Po trzecie – brak kosmetyków i największych sieci handlowych
To jest kolejna rzucająca się w oczy nieobecność. Kosmetyków nie było wcale, a segment sklepów reprezentowany jest jedynie przez dwie sieci, choć jednocześnie największe spożywcze nie wzięły udziału w Mikołajkowym Boku Reklamowym.
Najwięcej reklam – jedzenie
Pozwoliłem sobie na własny, autorski podział prezentowanych reklam. Wynika on z chęci kategoryzacji, która odzwierciedla specyfikę zestawienia. Zastosowanie klasycznych podziałów FMCG, no food i tak dalej nie pozwalałoby na opisanie tak ciekawego zjawiska jakim jest Mikołajkowy Blok Reklamowy.
W tej grupie jest aż sześć marek, których menedżerowie zdecydowali się na prezentację w Bloku.
W kategorii jedzenia najbardziej wyróżnia się marka Wedel – jako jedyna, która prezentuje słodycze tak bardzo związane ze świętami. Poza tym mamy jeszcze trzy marki produktów gotowych do spożycia – herbatę Lipton, pikantne kabanosy Tarczyński i produkty mleczne Rolmleczu (producent – Polmlek).

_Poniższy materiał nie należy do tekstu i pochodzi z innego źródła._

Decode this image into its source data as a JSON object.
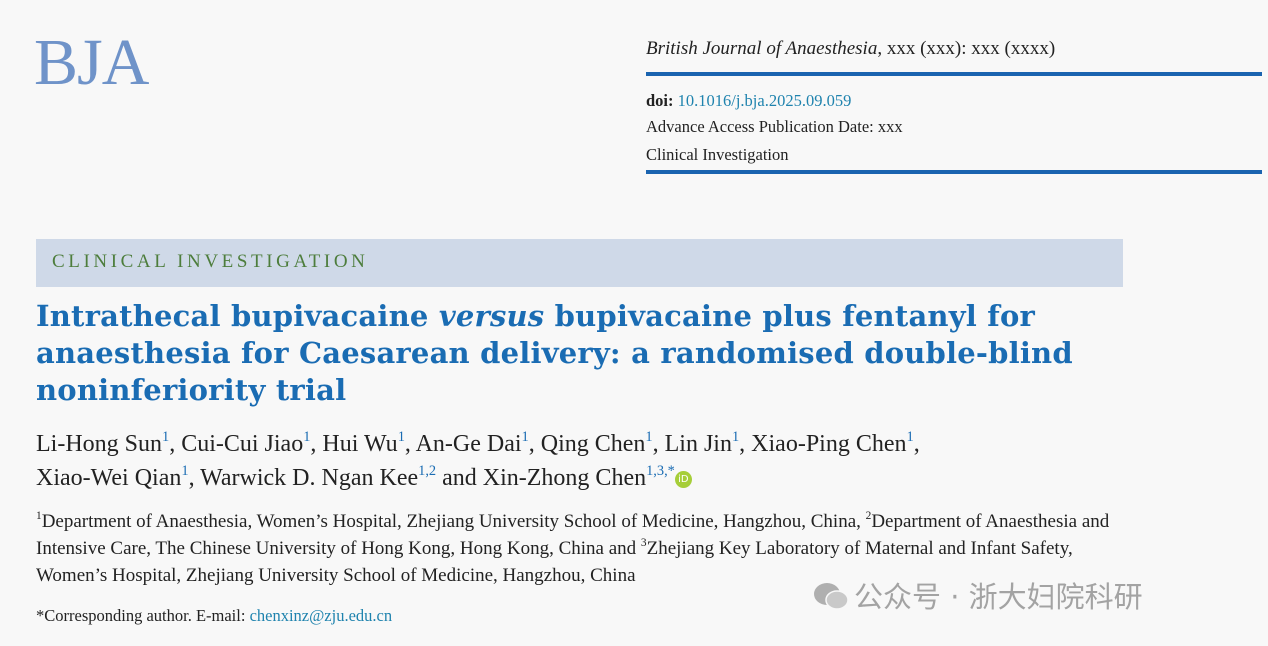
{
  "logo": "BJA",
  "header": {
    "journal_italic": "British Journal of Anaesthesia",
    "journal_rest": ", xxx (xxx): xxx (xxxx)",
    "doi_label": "doi:",
    "doi": "10.1016/j.bja.2025.09.059",
    "advance_access": "Advance Access Publication Date: xxx",
    "section": "Clinical Investigation"
  },
  "banner": "CLINICAL INVESTIGATION",
  "title": {
    "part1": "Intrathecal bupivacaine ",
    "italic": "versus",
    "part2": " bupivacaine plus fentanyl for anaesthesia for Caesarean delivery: a randomised double-blind noninferiority trial"
  },
  "authors": [
    {
      "name": "Li-Hong Sun",
      "sup": "1"
    },
    {
      "name": "Cui-Cui Jiao",
      "sup": "1"
    },
    {
      "name": "Hui Wu",
      "sup": "1"
    },
    {
      "name": "An-Ge Dai",
      "sup": "1"
    },
    {
      "name": "Qing Chen",
      "sup": "1"
    },
    {
      "name": "Lin Jin",
      "sup": "1"
    },
    {
      "name": "Xiao-Ping Chen",
      "sup": "1"
    },
    {
      "name": "Xiao-Wei Qian",
      "sup": "1"
    },
    {
      "name": "Warwick D. Ngan Kee",
      "sup": "1,2"
    },
    {
      "name": "Xin-Zhong Chen",
      "sup": "1,3,*"
    }
  ],
  "authors_and": "and",
  "orcid_icon": "iD",
  "affiliations": [
    {
      "sup": "1",
      "text": "Department of Anaesthesia, Women’s Hospital, Zhejiang University School of Medicine, Hangzhou, China, "
    },
    {
      "sup": "2",
      "text": "Department of Anaesthesia and Intensive Care, The Chinese University of Hong Kong, Hong Kong, China and "
    },
    {
      "sup": "3",
      "text": "Zhejiang Key Laboratory of Maternal and Infant Safety, Women’s Hospital, Zhejiang University School of Medicine, Hangzhou, China"
    }
  ],
  "corresponding": {
    "label": "*Corresponding author. E-mail: ",
    "email": "chenxinz@zju.edu.cn"
  },
  "watermark": "公众号 · 浙大妇院科研",
  "colors": {
    "title": "#1a6cb3",
    "rule": "#1a64b0",
    "banner": "#cfd9e8",
    "banner_text": "#4d7d3c",
    "link": "#1f83ae"
  }
}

Resztę tej kategorii stanowią półprodukty – olej Kujawski (z pierwszego tłoczenia) i mąka Polka. Ta druga marka budzi moje wielkie zdziwienie, bo odkąd się o niej dowiedziałem – próbuję ją znaleźć na półkach sklepowych. Rozpytuję o nią również znajomych. Być może jest ona dystrybuowana w innych segmentach rynku (wieś, małe miasta). Oby nie był to błąd strategiczny związany ze złym skomponowaniem miksu marketingowego. Wówczas byłoby to zwykłe wyrzucenie pieniędzy w błoto (ta przysłowiowa połowa budżetu reklamowego, która w tym przypadku stanowiłaby sto procent).